I know that if I talked with 20 farmers, I’d get 20 different stories about missed parts, late equipment deliveries and renegotiations of trades. If you miss delivery on a planter for 2022, how does that affect the value of the trade-in you kept to plant your crop? And no iron-based industry has been left unscathed.
Outside of agriculture, I heard recently that BMW even swapped in new chip sets that will keep buyers from having Apple Car Play or Android Auto when they take delivery. That’ll come later. Sure, you can laugh about BMW. But folks, have you priced a new tractor lately? Farmers spend more on those workhorses than the one-percenters do on a new ride. And yes, a wait for Car Play is really a First World problem but does show how this supply situation is hitting every market in unique ways.
The chip shortage will be with us longer, although manufacturers tell me they’re working through it. But I know the truth is far uglier. When something breaks, parts are still scarce.
Beyond the lament
I don’t want to belabor the obvious. These are new times, and I don’t think we’ll work through them before the end of 2023. That requires you to consider those future purchases and how you’ll handle repairs, too.
Having covered this industry for a while, I know one thing is certain. Farmer-dealer relationships still matter. And if your dealer doesn’t value your business, in a way where you both profit, it’s time to look for a new dealer, frankly.
I often get asked, “What’s your favorite tractor?” I’ve spent cab time in a lot of machines over the years, and they’re darn comfortable and productive. But my response to that question is, “Who’s your best local dealer?”
Who is that business that stands by the farmer? Who works with the customer to solve problems and can talk frankly about complaints? Because all equipment eventually needs maintenance, and a well-trained, forward-thinking dealer is valuable.
Some potential proactive tactics to use going forward:
Sit and chat. Consider a sit-down with your dealer before the harvest rush approaches to discuss your situation, explain your parts setup and find out the dealer’s plans.

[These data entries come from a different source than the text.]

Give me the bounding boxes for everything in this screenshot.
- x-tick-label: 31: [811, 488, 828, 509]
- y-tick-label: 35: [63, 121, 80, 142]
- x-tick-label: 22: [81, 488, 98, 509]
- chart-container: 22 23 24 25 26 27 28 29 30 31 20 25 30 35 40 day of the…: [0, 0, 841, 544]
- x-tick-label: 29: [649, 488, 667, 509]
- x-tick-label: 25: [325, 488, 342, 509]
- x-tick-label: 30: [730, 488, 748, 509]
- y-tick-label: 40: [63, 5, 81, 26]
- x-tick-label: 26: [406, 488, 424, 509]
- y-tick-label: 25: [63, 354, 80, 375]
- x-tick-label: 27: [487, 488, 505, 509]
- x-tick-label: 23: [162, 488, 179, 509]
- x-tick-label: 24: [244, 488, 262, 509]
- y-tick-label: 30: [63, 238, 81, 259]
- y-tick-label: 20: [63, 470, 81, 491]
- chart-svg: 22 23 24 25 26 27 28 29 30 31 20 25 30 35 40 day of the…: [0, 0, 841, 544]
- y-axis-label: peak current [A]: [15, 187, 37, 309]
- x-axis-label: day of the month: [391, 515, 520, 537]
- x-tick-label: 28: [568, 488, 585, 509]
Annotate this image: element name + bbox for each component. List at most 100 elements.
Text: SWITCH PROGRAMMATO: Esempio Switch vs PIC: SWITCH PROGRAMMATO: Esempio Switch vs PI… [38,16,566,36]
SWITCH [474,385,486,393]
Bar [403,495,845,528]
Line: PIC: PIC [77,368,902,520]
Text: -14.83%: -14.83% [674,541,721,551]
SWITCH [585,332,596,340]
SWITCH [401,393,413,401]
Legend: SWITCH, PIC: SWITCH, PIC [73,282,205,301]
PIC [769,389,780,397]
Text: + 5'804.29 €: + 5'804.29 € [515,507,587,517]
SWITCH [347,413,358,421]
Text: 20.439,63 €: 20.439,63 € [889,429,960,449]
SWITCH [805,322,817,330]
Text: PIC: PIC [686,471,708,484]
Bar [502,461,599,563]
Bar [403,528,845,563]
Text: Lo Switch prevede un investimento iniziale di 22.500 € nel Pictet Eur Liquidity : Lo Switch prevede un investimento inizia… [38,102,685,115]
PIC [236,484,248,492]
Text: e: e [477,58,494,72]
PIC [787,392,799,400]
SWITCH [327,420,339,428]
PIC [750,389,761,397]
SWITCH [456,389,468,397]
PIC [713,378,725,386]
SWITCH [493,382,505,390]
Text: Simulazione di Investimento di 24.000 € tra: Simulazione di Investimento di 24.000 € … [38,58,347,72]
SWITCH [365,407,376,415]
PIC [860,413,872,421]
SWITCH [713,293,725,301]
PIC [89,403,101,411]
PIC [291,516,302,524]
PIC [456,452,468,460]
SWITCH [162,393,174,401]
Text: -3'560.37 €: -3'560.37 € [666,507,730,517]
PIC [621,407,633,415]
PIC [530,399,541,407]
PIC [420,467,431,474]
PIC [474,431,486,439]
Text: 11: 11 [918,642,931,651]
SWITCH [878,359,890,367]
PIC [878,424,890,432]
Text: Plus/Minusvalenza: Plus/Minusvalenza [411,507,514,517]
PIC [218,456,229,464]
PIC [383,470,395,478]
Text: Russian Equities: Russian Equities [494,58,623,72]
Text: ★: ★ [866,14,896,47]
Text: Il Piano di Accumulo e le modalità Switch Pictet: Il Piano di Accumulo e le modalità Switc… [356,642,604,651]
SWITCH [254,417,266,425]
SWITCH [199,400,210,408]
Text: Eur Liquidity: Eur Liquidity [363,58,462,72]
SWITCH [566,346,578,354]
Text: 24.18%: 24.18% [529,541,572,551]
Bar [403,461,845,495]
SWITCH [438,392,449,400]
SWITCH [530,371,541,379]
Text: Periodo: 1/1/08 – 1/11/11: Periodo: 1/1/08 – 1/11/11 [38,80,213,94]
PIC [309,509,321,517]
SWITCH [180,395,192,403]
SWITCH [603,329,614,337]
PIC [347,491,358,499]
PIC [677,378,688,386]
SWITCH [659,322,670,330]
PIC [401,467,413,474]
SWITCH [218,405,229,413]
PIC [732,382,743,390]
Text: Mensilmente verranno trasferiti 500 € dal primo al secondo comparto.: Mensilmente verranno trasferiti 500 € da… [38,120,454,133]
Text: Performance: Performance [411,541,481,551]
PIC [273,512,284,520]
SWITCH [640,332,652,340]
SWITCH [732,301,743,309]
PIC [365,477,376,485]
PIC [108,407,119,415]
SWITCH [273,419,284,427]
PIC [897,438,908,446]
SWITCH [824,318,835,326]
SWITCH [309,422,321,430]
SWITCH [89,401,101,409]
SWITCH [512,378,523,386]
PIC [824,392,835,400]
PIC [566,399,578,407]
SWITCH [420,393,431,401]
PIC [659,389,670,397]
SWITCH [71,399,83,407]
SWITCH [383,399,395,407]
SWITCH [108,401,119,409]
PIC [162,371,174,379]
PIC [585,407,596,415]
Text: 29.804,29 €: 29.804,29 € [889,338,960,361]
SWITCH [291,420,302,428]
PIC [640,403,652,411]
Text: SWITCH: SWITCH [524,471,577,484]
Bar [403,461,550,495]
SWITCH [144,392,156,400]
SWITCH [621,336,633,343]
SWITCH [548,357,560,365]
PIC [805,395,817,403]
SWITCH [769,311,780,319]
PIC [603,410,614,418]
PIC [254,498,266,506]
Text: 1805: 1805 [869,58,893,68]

Order early. If you’re planning on buying something new, get your order in even if you won’t receive it until 2023 (or later). Dealers are being asked to place orders earlier, so make the call if you’re ready to spend.
Keep your cool. If something fails, take a beat before calling — and that goes for dealers, too. We’re all under new stresses and pressures these days. Civility will matter for long-term support.
Maintain team spirit. Realize that your dealer is a local business just like your farm, and you win when it wins. A failed dealership is a blight on a local community and a service headache for all.
Small steps can make a big difference going forward. Open conversation can keep you informed of challenges and future equipment support issues. Remember, we’re all in this together.